Aliansi Masyarakat Peduli Desa Bongganan, Kecamatan Tinangkung, Kabupaten Banggai Kepulauan mendatangi kantor DPRD Bangkep, Senin (17/10/2022). Foto: Rifan Untuk Fajar Banggai
FAJAR BANGGAI, SALAKAN – Aliansi Masyarakat Peduli (AMALI) Desa Bongganan, Kecamatan Tinangkung, Kabupaten Banggai Kepulauan (Bangkep), mendesak pemerintah daerah mengenai penanganan kawasan kumuh di wilayah Desa Bongganan.
Desakan atau tuntutan itu disampaikan langsung di hadapan Ketua DPRD Bangkep, Rusdin Sinaling, Ketua Komisi II DPRD Bangkep, Moh Hatta Mayuna, Sekretaris Komisi II DPRD Bangkep, Moh Ikbal Laiti serta sejumlah anggota Komisi II DPRD Bangkep, yakni Sahrudin Lalu dan Burhan Alelaga, Senin (17/10/2022).

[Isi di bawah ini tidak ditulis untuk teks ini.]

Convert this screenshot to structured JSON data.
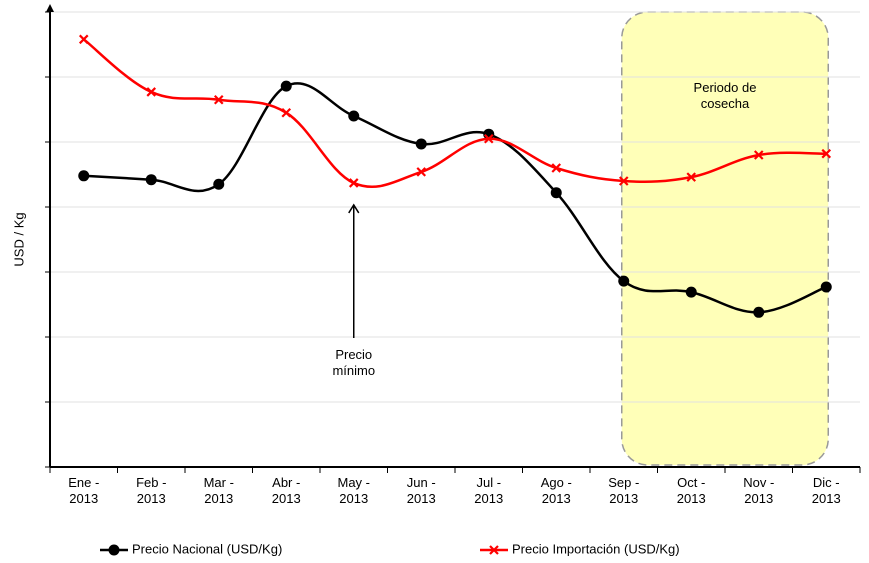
{
  "chart_data": {
    "type": "line",
    "y_label": "USD / Kg",
    "categories": [
      "Ene - 2013",
      "Feb - 2013",
      "Mar - 2013",
      "Abr - 2013",
      "May - 2013",
      "Jun - 2013",
      "Jul - 2013",
      "Ago - 2013",
      "Sep - 2013",
      "Oct - 2013",
      "Nov - 2013",
      "Dic - 2013"
    ],
    "series": [
      {
        "name": "Precio Nacional (USD/Kg)",
        "color": "#000000",
        "marker": "circle",
        "values": [
          4.48,
          4.42,
          4.35,
          5.86,
          5.4,
          4.97,
          5.12,
          4.22,
          2.86,
          2.69,
          2.38,
          2.77
        ]
      },
      {
        "name": "Precio Importación (USD/Kg)",
        "color": "#ff0000",
        "marker": "x",
        "values": [
          6.58,
          5.77,
          5.65,
          5.45,
          4.37,
          4.54,
          5.05,
          4.6,
          4.4,
          4.46,
          4.8,
          4.82
        ]
      }
    ],
    "ylim": [
      0,
      7
    ],
    "yticks": [
      0,
      1,
      2,
      3,
      4,
      5,
      6,
      7
    ],
    "grid": true,
    "annotations": [
      {
        "text": "Periodo de cosecha",
        "from": 8,
        "to": 11
      },
      {
        "text": "Precio mínimo",
        "category": 4
      }
    ],
    "legend": "bottom"
  }
}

Dalam rapat dengar pendapat (RDP) yang juga dihadiri beberapa perwakilan Organisasi Perangkat Daerah (OPD) di lingkup pemerintah daerah Bangkep, sejumlah warga yang tergabung dalam aliansi tersebut menegaskan, bahwa komitmen soal penanganan kawasan kumuh dan pembangunan rumah layak huni di Desa Bongganan sudah harus mendapat kejelasan pada tahun 2023 mendatang.
“Kalau bicara soal kawasan kumuh, saya kira banyak dampak lingkungan yang ditimbulkan terhadap masyarakat. Tapi kami butuh komitmen dari DPRD Bangkep. Bisa tidak. Jangan bicara soal prosedur. Kami tidak bicara persoalan teknis, kami minta di sini komitmen soal penanganan kawasan kumuh,” tegas Bandi, anggota AMALI Desa Bongganan.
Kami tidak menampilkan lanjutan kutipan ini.